APPALTI ROMEO: INDAGATO LABOCETTA (PDL) NAPOLI - Associazione per delinquere e turbativa d'asta: sono i reati ipotizzati nell'informazione di garanzia inviata al deputato del Pdl Amedeo Labocetta dai magistrati che indagano sugli appalti a Napoli. Labocetta, che lunedì si recherà in procura per essere interrogato, è il terzo parlamentare dopo Renzo Lusetti (Pd), e Italo Bocchino (Pdl), ad essere coinvolto nell'indagine che il 17 dicembre scorso portò all'arresto, tra gli altri, dell'imprenditore Alfredo Romeo, e di quattro ex assessori comunali.

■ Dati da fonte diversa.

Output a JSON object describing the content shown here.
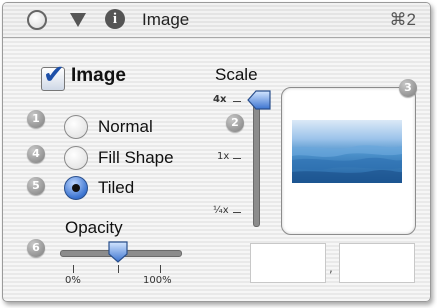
{
  "window": {
    "title": "Image",
    "shortcut": "⌘2"
  },
  "image_toggle": {
    "label": "Image",
    "checked": true
  },
  "fill_mode": {
    "options": [
      {
        "label": "Normal",
        "badge": "1",
        "selected": false
      },
      {
        "label": "Fill Shape",
        "badge": "4",
        "selected": false
      },
      {
        "label": "Tiled",
        "badge": "5",
        "selected": true
      }
    ]
  },
  "opacity": {
    "label": "Opacity",
    "badge": "6",
    "min_label": "0%",
    "max_label": "100%",
    "value_percent": 45
  },
  "scale": {
    "label": "Scale",
    "badge": "2",
    "ticks": [
      "4x",
      "1x",
      "¼x"
    ],
    "value": "4x"
  },
  "preview": {
    "badge": "3"
  },
  "fields": {
    "separator": ","
  },
  "colors": {
    "accent": "#3c74d0",
    "preview_water": "#4a8fc9"
  }
}
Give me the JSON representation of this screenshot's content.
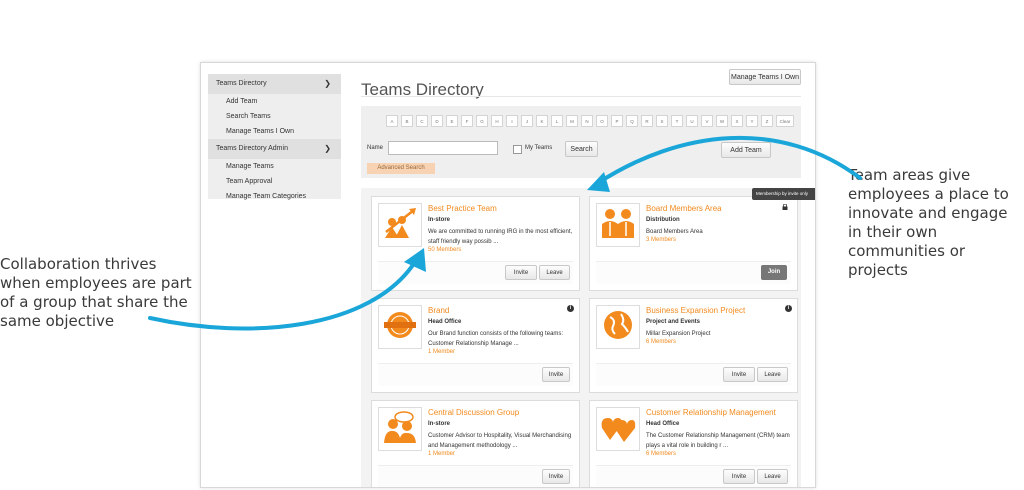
{
  "callouts": {
    "left": "Collaboration thrives when employees are part of a group that share the same objective",
    "right": "Team areas give employees a place to innovate and engage in their own communities or projects"
  },
  "sidebar": {
    "sections": [
      {
        "label": "Teams Directory",
        "items": [
          "Add Team",
          "Search Teams",
          "Manage Teams I Own"
        ]
      },
      {
        "label": "Teams Directory Admin",
        "items": [
          "Manage Teams",
          "Team Approval",
          "Manage Team Categories"
        ]
      }
    ]
  },
  "header": {
    "title": "Teams Directory",
    "manage_button": "Manage Teams I Own"
  },
  "search": {
    "letters": [
      "A",
      "B",
      "C",
      "D",
      "E",
      "F",
      "G",
      "H",
      "I",
      "J",
      "K",
      "L",
      "M",
      "N",
      "O",
      "P",
      "Q",
      "R",
      "S",
      "T",
      "U",
      "V",
      "W",
      "X",
      "Y",
      "Z"
    ],
    "clear_label": "Clear",
    "name_label": "Name",
    "name_value": "",
    "my_teams_label": "My Teams",
    "search_button": "Search",
    "add_team_button": "Add Team",
    "advanced_search": "Advanced Search"
  },
  "tooltip": "Membership by invite only",
  "cards": [
    {
      "name": "Best Practice Team",
      "category": "In-store",
      "description": "We are committed to running IRG in the most efficient, staff friendly way possib ...",
      "members": "50 Members",
      "buttons": [
        "Invite",
        "Leave"
      ],
      "icon": "growth-team-icon",
      "info": false
    },
    {
      "name": "Board Members Area",
      "category": "Distribution",
      "description": "Board Members Area",
      "members": "3 Members",
      "buttons": [
        "Join"
      ],
      "icon": "board-members-icon",
      "info": false
    },
    {
      "name": "Brand",
      "category": "Head Office",
      "description": "Our Brand function consists of the following teams: Customer Relationship Manage ...",
      "members": "1 Member",
      "buttons": [
        "Invite"
      ],
      "icon": "brand-seal-icon",
      "info": true
    },
    {
      "name": "Business Expansion Project",
      "category": "Project and Events",
      "description": "Millar Expansion Project",
      "members": "6 Members",
      "buttons": [
        "Invite",
        "Leave"
      ],
      "icon": "globe-icon",
      "info": true
    },
    {
      "name": "Central Discussion Group",
      "category": "In-store",
      "description": "Customer Advisor to Hospitality, Visual Merchandising and Management methodology ...",
      "members": "1 Member",
      "buttons": [
        "Invite"
      ],
      "icon": "discussion-icon",
      "info": false
    },
    {
      "name": "Customer Relationship Management",
      "category": "Head Office",
      "description": "The Customer Relationship Management (CRM) team plays a vital role in building r ...",
      "members": "6 Members",
      "buttons": [
        "Invite",
        "Leave"
      ],
      "icon": "hearts-icon",
      "info": false
    }
  ],
  "colors": {
    "accent": "#f28a1e",
    "arrow": "#1aa6d9",
    "join": "#777777"
  }
}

L'invito a presentarsi firmato dai pm della Dda Vincenzo D'Onofrio, Raffaello Falcone e Pierpaolo Filippelli, non rappresenta una sorpresa: che il nome del parlamentare del Pdl potesse essere inserito nel registro degli indagati si era intuito sin dalla lettura di alcuni passaggi delle 13 ordinanze di custodia emesse nel dicembre scorso dal gip Paola Russo. La vicenda che chiama in causa Labocetta era inserita infatti in un importante capitolo dell'ordinanza dedicato agli interventi di Romeo presso alcuni esponenti politici perché venissero eliminati gli ostacoli che all'interno del consiglio comunale incontrava la delibera sul Global Service, il mega appalto per la manutenzione delle strade di Napoli. Ostacoli costituiti in particolare da 80 emendamenti presentati dai consiglieri di AN.
Tra gli elementi indicati nel provvedimento del gip vi sono alcune intercettazioni di conversazioni tra Romeo e Laboccetta. Romeo, preoccupato per la concorrenza dell'Acen (l'associazione dei costruttori) interessata all'appalto sollecita l'interessamento dell'esponente politico che "continua a rassicurare Romeo", come commenta il giudice a proposito di una delle telefonate intercettate. "Non mi aspettavo certo di essere convocato in procura a Napoli per lunedì prossimo in qualità di indagato. Pensavo che al limite i pm partenopei mi avrebbero ascoltato quale persona informata sui fatti rispetto alla vicenda Global Service", ha commentato Laboccetta, che è componente della Commissione Antimafia.
"Sono pronto, comunque, a rispondere a qualsivoglia domanda inerente l'inchiesta in corso, e sono convinto di poter chiarire la mia posizione ed ottenere un'immediata archiviazione". L'esponente di An ha affermato di non essere "compagno di merende di alcun soggetto coinvolto nell'inchiesta. Non mi occupo di appalti o di clientele. E chi mi conosce lo sa. Respingo con fermezza le accuse che mi vengono mosse". L'inchiesta sugli appalti di Romeo si avvia intanto, per quanto concerne le persone fin qui indagate, all'epilogo. Entro fine mese è prevista infatti l'emissione dell'avviso di conclusione delle indagini preliminari. Tra i politici indagati ancora da ascoltare, il deputato Renzo Lusetti che, secondo quanto si è appreso, si recherà in procura martedì prossimo. Solidarietà al parlamentare è arrivata dal gruppo di An al comune di Napoli e dal ministro La Russa "certo che dica il vero quando afferma di poter chiarire la sua posizione".
http://www.ansa.it/opencms/export/si...874024789.html
Mi aspetto che i Tg di regime lo dicano e che diano alla notizia la visibilità che merita. Il rischio è che facciano la stessa cosa che hanno fatto con Bocchino: cioè da quando è spuntato il suo nome lo intervistano molto più spesso su altri temi, in modo tale da dare l'impressione che non è niente di grave, e che può quindi far finta di niente.